Unkenntnis über den Beruf des Architekten, veraltetes Personal, Kommunikationsmangel, ungenügende Ausbildungsstrukturen – das sind nur einige der Probleme, die während der Diskussionsrunde am 21. September 2016 am Goethe-Institut Dakar zutage traten.

Es ist ein offenes Geheimnis: In Dakar wachsen die Neubauten wie Unkraut aus dem Boden. So nimmt die breite Öffentlichkeit vom Baugewerbe nur diejenigen wahr, die das Fundament gießen, die Wände hochziehen und das Dach darauf setzen – bis zu dem Tag, an dem ein Gebäude in sich zusammenbricht. „Von da an richten sich alle Blicke auf den Architekten. Plötzlich hagelt es von überall her Fragen und Kritik“, bedauert der Architekt Mbacké Niang, Teilnehmer der Diskussionsrunde am 21. September zum Thema „Jeune architecture : nouveau contexte, nouvelles pratiques“ (Junge Architektur : neuer Kontext, neue Praktiken). Dieser wurde vom Goethe-Institut, der Hochschule für Architektur in Dakar und der Agentur für Architektur und Recherche MBN des Senegals organisiert und stand unter der Leitung von Mamadou Jean Charles Tall, Architekt und Mitbegründer der Hochschule für Architektur, Mbacké Niang, Architekt und Lehrbeauftragter, sowie Carole Diop, Designer-Architektin und Herausgeberin der Zeitschrift Afrikadaa.
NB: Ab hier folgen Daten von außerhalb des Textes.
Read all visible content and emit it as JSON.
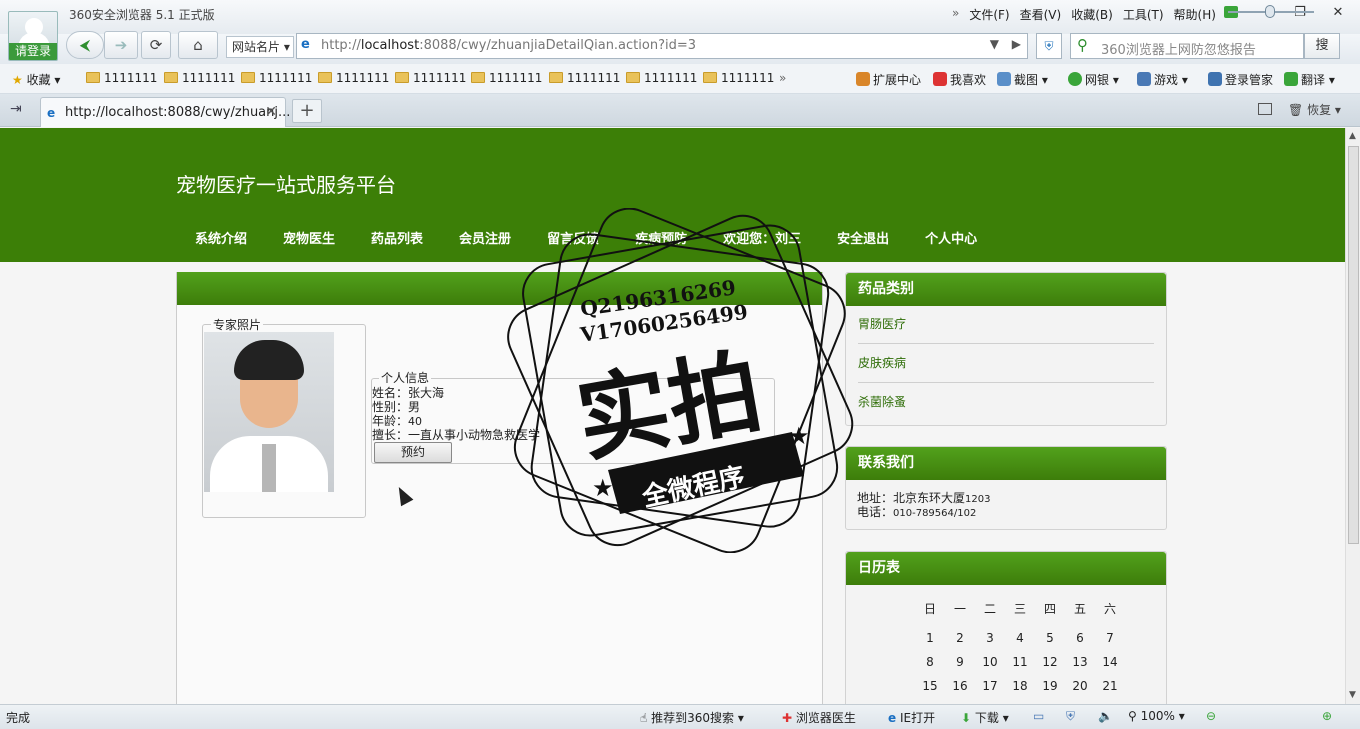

Die Begegnung fand im Rahmen der Wanderausstellung mit dem Titel „African Modernism, l’architecture de l’indépendance“ (African Modernism, Architektur der Unabhängig­keit) statt, initiiert vom Goethe-Institut Johannesburg. Bereits zu Beginn betonte der Moderator Michael Jeismann, der auch Direktor des Goethe-Instituts Dakar ist, die Wichtigkeit dieser Diskussionsrunde im Kontext der zahlreichen Herausforderungen im Bezug auf den Klimawandel, denen die ganze Welt und Afrika im Besonderen gegenübersteht. „Die afrikanische Architektur entwickelt sich weiter, es müssten also Maßnahmen getroffen werden, um diese Entwicklung zu begleiten“, forderte er.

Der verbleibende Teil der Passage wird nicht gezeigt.